King of Hearts. The only reason for writing this clip is to tell you--if you are still debating whether or not you want to find out what all the fuss in Central Square has been about every Saturday night for who knows how long--not to bother. Central Cinema I. 6:30, 9:45.
Blume in Love. By Paul Mazursky, who did Bob and Carol and Ted and Alice, which was a better movie. This sometimes incisive work is a tale of undying love that sends George Segal from Los Angeles to Venice in search of his divorced wife, beautiful Susan Anspach. It won't take you quite as far. Cheri 2. 1:30, 3:35, 5:45, 8, 10:05.
Forty Carats. What do you say to a boy half you age who says that he loves you? If this question interests you, see Forty Carats. With Liv Ullmann, Eddie Albert, Gene Kelly. A re-make of a Broadway play. Paris Cinema.
The Day of the Jackal.
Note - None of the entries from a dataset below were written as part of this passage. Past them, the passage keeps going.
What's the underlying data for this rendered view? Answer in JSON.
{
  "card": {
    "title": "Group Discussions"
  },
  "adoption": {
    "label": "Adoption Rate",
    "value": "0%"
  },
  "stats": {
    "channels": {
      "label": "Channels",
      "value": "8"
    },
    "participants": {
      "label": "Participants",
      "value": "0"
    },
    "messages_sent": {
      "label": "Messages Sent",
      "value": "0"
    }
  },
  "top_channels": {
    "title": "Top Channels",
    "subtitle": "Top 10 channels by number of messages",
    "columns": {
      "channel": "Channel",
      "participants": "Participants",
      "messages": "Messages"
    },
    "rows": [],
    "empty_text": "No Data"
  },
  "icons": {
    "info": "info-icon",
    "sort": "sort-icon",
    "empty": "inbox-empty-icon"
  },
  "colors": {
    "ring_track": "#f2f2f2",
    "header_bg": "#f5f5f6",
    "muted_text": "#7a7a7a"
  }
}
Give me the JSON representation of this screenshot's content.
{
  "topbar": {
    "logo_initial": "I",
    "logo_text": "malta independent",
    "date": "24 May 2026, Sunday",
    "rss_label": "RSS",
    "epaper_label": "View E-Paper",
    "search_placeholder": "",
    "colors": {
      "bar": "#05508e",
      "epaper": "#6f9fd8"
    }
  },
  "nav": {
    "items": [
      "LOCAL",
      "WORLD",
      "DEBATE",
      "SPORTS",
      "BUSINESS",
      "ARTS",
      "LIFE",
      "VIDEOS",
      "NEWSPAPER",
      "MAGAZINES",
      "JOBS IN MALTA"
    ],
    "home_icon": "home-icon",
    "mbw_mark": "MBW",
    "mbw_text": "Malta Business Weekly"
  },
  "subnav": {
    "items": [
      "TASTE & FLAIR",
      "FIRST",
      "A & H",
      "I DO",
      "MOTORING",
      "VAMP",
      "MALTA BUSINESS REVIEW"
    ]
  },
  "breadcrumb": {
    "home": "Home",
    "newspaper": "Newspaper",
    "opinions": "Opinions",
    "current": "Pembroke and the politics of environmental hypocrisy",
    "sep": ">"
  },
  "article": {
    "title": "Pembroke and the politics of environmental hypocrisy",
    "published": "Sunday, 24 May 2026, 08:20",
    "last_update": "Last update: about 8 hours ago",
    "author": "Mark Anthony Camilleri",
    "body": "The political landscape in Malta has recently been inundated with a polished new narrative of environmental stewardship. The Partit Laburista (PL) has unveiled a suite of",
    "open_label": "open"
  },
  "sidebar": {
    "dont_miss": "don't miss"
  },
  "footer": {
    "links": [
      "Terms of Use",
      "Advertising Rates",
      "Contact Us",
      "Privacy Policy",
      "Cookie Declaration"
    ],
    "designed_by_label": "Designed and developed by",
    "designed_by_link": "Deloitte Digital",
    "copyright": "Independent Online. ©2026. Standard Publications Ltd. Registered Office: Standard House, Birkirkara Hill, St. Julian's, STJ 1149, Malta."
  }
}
Fred Zinneman directs a thriller about the attempted assassination of de Gaulle by a hireling of the OAS (with Edward Fox looking like the Englishman's version of Robert Redford). The movie teases you, catapulting from one possible peak finish to another, and ends like a snowball that has suddenly mushroomed into an abominable snowman. Pi Alley. 2:45, 5:15, 7:45, 10:15.
Mary Poppins. Well well. It made a lot of money, and got Julie Andrews an Oscar. Animated talking pigs may be a lot of fun, especially if you're stoned. Paramount. 10, 12:30, 3, 5:30, 8.